Review question

Ref: R9375

## Solution

A colour television set is hired for $£80$ in the first year. In each subsequent year the charge is four-fifth of the charge in the previous year. Write down the first four terms of a geometric progression of payments made in successive years, without working them out individually. Calculate the total paid over 8 years by the hirer to the nearest $£$.

For simplicity we drop all units as we work and keep in mind that costs are in $£$ and times in years.

The first four payments are $80, 80 \times \dfrac{4}{5}, 80 \times \left(\dfrac{4}{5}\right)^2, 80 \times \left(\dfrac{4}{5}\right)^3.$

These form the first four terms of a geometric progression, with $a = 80,$ and $r = \dfrac{4}{5}.$

The sum of the first $n$ terms of a geometric progression is $S_n = \dfrac{a(1-r^n)}{1-r}$.

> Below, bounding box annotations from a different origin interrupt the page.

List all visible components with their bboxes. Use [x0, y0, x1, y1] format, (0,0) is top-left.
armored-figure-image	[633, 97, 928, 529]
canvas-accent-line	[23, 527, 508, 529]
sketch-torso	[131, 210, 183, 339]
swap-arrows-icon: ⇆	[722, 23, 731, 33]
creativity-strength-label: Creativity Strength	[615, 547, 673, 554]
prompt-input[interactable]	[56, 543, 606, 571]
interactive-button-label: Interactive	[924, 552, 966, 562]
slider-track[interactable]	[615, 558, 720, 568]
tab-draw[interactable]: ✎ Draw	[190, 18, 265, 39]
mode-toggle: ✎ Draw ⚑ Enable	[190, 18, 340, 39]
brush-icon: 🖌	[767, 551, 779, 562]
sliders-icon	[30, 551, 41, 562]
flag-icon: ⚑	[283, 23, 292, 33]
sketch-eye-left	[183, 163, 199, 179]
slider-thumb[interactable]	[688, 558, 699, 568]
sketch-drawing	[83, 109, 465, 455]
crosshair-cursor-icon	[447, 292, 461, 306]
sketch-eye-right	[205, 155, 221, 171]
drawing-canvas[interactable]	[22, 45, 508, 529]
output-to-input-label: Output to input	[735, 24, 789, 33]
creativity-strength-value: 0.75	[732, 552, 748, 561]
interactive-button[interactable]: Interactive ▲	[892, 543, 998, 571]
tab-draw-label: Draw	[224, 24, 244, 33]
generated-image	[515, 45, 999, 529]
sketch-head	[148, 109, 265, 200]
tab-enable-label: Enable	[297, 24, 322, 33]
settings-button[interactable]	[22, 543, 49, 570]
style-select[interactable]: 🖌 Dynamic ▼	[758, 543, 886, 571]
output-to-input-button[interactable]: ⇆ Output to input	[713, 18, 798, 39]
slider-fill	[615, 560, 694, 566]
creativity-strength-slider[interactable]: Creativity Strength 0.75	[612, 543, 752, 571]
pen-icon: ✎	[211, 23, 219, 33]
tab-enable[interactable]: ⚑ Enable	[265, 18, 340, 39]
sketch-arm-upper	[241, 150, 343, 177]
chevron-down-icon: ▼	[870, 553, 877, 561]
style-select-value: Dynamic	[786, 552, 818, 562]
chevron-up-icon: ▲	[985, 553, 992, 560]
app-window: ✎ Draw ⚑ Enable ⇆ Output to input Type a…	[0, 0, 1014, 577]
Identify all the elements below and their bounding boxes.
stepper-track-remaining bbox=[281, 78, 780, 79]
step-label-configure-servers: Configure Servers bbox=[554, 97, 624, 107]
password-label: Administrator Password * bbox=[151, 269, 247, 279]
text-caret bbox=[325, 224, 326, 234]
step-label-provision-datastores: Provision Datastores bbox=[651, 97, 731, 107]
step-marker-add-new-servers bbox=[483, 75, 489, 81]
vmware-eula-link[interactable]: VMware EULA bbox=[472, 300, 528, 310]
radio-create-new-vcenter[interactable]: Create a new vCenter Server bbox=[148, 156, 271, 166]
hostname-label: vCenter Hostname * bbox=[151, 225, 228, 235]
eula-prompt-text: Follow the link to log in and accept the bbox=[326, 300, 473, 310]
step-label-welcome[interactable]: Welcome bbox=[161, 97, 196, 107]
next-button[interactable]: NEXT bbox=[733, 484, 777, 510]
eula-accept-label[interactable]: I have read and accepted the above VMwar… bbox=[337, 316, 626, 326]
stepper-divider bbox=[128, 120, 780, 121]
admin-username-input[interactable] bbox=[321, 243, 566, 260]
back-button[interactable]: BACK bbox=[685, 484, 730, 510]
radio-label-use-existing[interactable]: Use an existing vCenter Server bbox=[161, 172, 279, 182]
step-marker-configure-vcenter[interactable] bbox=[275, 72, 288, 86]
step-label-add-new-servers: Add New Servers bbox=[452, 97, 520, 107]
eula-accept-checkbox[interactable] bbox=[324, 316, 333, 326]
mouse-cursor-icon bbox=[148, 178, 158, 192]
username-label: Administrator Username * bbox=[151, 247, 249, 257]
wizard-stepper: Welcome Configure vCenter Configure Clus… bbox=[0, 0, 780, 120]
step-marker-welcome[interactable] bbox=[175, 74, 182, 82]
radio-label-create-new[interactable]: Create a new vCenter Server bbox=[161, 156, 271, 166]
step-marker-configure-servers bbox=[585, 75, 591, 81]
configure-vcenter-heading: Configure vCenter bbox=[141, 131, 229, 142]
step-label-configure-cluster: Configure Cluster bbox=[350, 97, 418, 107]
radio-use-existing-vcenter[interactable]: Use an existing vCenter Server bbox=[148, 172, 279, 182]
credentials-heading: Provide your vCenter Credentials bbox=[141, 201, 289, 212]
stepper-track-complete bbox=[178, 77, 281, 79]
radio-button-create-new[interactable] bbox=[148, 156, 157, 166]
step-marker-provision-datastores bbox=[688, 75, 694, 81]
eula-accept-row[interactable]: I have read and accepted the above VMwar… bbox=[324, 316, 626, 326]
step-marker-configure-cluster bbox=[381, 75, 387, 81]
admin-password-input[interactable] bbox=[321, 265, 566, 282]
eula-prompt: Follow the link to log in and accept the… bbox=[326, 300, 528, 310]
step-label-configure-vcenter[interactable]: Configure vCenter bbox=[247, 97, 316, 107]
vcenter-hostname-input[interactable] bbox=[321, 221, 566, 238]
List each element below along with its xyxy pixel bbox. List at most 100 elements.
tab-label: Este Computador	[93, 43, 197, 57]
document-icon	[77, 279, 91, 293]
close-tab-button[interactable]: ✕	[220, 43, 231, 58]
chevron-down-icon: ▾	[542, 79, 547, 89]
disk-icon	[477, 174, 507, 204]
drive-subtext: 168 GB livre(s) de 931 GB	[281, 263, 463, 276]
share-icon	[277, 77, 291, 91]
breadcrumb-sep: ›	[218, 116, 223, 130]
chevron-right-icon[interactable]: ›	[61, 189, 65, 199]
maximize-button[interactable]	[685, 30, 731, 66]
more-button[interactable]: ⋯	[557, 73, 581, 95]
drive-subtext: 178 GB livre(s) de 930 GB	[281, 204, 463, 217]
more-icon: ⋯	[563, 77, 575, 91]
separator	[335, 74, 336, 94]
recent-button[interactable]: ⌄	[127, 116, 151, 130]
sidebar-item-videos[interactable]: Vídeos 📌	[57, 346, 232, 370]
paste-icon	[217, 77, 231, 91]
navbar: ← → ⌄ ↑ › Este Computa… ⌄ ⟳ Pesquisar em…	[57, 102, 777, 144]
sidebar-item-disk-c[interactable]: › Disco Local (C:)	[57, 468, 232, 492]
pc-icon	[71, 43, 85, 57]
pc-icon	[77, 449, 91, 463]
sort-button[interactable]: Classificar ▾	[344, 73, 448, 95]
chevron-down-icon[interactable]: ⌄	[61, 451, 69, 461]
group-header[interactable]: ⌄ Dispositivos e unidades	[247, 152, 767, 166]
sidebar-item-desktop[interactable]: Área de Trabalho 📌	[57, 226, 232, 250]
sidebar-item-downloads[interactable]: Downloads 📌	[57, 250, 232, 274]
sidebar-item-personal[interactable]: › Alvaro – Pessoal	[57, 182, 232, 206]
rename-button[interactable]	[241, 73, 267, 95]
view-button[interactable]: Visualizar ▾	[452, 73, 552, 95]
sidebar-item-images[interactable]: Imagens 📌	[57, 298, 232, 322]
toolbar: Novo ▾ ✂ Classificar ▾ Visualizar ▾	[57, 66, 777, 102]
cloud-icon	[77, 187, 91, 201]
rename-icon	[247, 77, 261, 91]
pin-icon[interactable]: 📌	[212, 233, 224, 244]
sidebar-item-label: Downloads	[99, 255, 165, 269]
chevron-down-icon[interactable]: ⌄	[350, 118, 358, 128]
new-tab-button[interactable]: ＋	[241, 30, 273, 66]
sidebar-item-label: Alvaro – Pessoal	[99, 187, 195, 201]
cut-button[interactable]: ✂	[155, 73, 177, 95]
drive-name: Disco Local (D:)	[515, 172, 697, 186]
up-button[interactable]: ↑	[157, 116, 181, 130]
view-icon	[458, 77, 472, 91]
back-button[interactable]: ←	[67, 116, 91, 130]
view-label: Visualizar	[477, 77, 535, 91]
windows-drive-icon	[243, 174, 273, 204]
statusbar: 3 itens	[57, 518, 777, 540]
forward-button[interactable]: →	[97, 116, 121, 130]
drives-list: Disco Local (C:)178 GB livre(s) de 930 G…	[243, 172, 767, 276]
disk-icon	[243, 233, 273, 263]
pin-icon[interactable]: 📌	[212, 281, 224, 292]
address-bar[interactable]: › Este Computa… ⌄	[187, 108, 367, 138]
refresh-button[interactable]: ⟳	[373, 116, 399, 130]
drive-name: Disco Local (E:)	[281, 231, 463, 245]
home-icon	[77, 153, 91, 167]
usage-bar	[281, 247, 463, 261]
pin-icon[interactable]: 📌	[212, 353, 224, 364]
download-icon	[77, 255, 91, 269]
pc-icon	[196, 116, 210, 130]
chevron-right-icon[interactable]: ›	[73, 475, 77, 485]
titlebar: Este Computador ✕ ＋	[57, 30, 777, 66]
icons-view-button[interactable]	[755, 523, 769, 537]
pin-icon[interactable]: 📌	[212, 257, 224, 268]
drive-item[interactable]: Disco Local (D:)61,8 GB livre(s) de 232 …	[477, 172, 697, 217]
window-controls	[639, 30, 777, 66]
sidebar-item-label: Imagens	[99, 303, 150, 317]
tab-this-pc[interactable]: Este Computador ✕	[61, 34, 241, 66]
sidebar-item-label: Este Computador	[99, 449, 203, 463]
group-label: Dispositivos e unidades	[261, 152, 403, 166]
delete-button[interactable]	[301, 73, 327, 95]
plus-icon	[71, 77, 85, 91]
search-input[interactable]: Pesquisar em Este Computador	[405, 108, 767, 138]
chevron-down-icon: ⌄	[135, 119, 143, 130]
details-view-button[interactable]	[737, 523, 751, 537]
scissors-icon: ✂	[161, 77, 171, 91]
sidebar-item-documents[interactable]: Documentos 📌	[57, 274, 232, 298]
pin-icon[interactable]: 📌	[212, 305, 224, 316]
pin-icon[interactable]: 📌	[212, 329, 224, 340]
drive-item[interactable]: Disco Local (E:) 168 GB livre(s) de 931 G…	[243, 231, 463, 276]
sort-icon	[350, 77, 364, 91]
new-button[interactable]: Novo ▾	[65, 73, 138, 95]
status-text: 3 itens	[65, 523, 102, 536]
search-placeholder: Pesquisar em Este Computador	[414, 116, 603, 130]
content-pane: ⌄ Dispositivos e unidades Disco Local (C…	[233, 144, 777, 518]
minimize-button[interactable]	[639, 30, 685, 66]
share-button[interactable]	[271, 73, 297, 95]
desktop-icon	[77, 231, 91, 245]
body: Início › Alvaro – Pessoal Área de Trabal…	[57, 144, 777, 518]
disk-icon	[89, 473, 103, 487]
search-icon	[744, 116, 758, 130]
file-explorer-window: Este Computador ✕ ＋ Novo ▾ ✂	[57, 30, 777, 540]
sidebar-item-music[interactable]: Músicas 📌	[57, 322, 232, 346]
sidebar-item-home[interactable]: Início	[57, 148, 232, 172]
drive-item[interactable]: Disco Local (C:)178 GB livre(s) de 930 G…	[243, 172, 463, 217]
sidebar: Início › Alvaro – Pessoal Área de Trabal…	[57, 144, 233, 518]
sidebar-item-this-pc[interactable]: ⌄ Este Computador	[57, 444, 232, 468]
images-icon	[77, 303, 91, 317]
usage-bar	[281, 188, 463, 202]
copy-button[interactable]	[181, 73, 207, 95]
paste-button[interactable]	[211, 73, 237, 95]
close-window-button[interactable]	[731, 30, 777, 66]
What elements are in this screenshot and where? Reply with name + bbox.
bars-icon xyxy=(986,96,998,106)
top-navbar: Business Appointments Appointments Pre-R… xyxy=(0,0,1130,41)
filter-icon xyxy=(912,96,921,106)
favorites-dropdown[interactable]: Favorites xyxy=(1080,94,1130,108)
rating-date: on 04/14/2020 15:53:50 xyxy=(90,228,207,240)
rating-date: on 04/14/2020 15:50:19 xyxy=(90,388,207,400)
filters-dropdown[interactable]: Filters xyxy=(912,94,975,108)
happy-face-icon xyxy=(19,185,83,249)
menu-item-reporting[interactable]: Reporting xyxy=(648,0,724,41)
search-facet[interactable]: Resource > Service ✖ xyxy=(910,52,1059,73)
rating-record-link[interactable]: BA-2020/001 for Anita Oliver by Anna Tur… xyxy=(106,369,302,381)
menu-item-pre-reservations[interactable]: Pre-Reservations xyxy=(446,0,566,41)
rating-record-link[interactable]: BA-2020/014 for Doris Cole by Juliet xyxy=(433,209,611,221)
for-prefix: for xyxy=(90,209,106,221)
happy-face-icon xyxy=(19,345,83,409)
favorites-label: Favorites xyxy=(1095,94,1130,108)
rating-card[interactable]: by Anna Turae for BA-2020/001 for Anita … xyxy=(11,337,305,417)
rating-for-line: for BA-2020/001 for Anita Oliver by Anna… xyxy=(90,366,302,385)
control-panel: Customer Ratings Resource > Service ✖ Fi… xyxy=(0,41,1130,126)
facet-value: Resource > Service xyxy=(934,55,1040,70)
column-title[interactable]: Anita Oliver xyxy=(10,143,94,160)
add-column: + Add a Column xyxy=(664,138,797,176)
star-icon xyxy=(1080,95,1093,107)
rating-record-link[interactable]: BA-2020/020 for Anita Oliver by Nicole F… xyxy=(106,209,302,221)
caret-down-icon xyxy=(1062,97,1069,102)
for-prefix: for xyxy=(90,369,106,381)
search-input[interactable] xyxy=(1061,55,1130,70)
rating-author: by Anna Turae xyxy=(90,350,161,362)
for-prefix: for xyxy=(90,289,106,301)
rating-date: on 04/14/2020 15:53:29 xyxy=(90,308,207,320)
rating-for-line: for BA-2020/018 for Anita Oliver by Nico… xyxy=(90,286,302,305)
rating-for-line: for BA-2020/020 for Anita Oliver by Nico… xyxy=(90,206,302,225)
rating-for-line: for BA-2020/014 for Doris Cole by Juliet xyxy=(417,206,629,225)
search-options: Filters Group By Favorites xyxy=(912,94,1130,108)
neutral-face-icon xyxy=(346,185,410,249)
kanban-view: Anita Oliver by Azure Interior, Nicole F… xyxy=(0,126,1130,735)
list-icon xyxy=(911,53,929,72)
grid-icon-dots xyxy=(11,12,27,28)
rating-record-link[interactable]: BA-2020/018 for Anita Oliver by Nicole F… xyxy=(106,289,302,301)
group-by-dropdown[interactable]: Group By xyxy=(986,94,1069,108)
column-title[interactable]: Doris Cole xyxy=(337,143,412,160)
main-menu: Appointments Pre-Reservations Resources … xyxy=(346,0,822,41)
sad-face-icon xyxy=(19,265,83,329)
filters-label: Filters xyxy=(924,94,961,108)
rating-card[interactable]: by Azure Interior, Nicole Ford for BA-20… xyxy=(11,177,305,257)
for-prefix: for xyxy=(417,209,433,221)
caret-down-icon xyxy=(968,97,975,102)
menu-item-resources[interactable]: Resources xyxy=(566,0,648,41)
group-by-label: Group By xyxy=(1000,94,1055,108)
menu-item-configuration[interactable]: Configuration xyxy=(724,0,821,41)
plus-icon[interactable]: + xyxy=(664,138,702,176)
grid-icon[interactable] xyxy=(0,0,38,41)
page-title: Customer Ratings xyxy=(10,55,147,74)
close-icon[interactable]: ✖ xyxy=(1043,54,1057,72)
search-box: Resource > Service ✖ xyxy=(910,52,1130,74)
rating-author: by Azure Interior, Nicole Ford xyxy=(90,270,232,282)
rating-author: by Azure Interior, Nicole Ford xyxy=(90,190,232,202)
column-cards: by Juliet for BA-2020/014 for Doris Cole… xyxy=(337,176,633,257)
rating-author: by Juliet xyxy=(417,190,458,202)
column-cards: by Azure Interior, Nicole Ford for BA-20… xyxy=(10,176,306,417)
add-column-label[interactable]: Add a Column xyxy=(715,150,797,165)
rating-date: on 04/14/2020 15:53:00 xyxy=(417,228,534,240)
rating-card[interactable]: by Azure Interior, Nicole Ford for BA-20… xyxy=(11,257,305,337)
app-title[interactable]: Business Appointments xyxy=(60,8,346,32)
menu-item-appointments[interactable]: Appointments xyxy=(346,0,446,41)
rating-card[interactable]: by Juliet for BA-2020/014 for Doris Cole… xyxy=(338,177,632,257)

We need $S_8 = \dfrac{80(1-0.8^8)}{1-0.8} = £333$ (to the nearest pound).

If instead he had borrowed $£200$ to buy the set outright and this debt had accumulated at $10\%$ compound interest, what total sum to the nearest $£$ would be owing after 8 years?

At the start, he owes $200$. After one year, he owes $200 \times 1.1$ (an increase of $10$ per cent). After $n$ years, he owes $200 \times 1.1^n.$

Thus after eight years, he owes $200 \times 1.1^8 = £429$ (to the nearest pound).

The question doesn’t tell us that the hirer owns the set after eight years, so which option is the best value is moot!